FINAL DIAGNOSIS - THROMBOSIS OF INTERNAL CEREBRAL VEINS
Venous thrombosis is a clinically underrecognized cause of lethargy or coma as well as seizures in the neonatal period (1-3). The dural venous sinuses are most commonly affected (1, 3), but the internal (Galenic) venous system may also be involved - either in conjunction with the dural sinuses, or in isolation as in the present case. In some cases, neonatal cerebral venous thrombosis may have a favorable outcome with normal subsequent neurodevelopment (2), however a poor outcome is more likely when the internal venous system is involved (3).
The pathogenesis of perinatal cerebral venous thrombosis was discussed thoroughly by Ehlers and Courville in their classic article published in 1936 (3). They classified intracranial venous thrombosis into primary (marantic), secondary (infectious), and combined types, and reported that whereas thrombosis of the dural sinuses is most often secondary to a suppurative process such as meningitis, thrombosis of the internal venous system is usually of the primary or combined type.

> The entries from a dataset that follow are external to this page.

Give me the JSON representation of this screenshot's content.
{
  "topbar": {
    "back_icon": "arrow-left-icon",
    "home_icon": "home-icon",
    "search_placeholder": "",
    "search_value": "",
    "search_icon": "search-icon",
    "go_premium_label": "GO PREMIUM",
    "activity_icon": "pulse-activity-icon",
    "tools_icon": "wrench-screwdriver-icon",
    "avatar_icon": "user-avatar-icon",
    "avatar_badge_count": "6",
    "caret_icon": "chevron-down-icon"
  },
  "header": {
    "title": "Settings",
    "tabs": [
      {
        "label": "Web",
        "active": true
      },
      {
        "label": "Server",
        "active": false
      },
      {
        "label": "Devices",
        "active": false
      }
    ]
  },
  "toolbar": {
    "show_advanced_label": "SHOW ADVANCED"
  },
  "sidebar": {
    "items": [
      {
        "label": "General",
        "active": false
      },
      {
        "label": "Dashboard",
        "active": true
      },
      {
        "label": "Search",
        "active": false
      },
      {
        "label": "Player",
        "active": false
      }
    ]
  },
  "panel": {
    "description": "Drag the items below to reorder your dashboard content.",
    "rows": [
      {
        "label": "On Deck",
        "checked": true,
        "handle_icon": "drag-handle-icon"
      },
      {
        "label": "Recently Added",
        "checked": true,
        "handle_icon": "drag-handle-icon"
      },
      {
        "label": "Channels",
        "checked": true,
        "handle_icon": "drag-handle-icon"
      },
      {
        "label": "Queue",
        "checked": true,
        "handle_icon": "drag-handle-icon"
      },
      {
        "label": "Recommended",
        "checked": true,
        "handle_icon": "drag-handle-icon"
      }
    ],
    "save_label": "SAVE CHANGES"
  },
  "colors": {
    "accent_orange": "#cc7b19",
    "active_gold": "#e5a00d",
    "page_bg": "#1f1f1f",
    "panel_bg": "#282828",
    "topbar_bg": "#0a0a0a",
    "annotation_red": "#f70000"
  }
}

In infants, important factors associated with primary thrombosis of the internal cerebral veins include diarrhea, vomiting, and dehydration (3); any factors causing increased coagulability of the blood may also contribute.
The presence of hemorrhagic venous infarcts bilaterally in the deep hemispheres is characteristic of thrombosis of the internal cerebral venous system (3). In normal anatomy, blood from the deep structures drains via bilaterally paired internal cerebral veins into the unpaired midline vein of Galen, which in turn drains into the straight sinus. Thus, thrombosis of the vein of Galen or straight sinus leads to bilateral congestion of internal cerebral veins and retrograde spread of thrombosis, followed by hemorrhagic infarction. Thrombosis of the internal cerebral venous system should be considered in the differential diagnosis of neonatal intraventricular hemorrhage and periventricular leukomalacia, particularly when the infant is near term and has bilateral hemorrhagic lesions.
The present case illustrates a close correlation between the postmortem brain specimen and the pattern of lesions as seen by ultrasound exam. MRI methods that reveal the absence of blood flow are also useful for diagnosing intracranial venous thrombosis (2).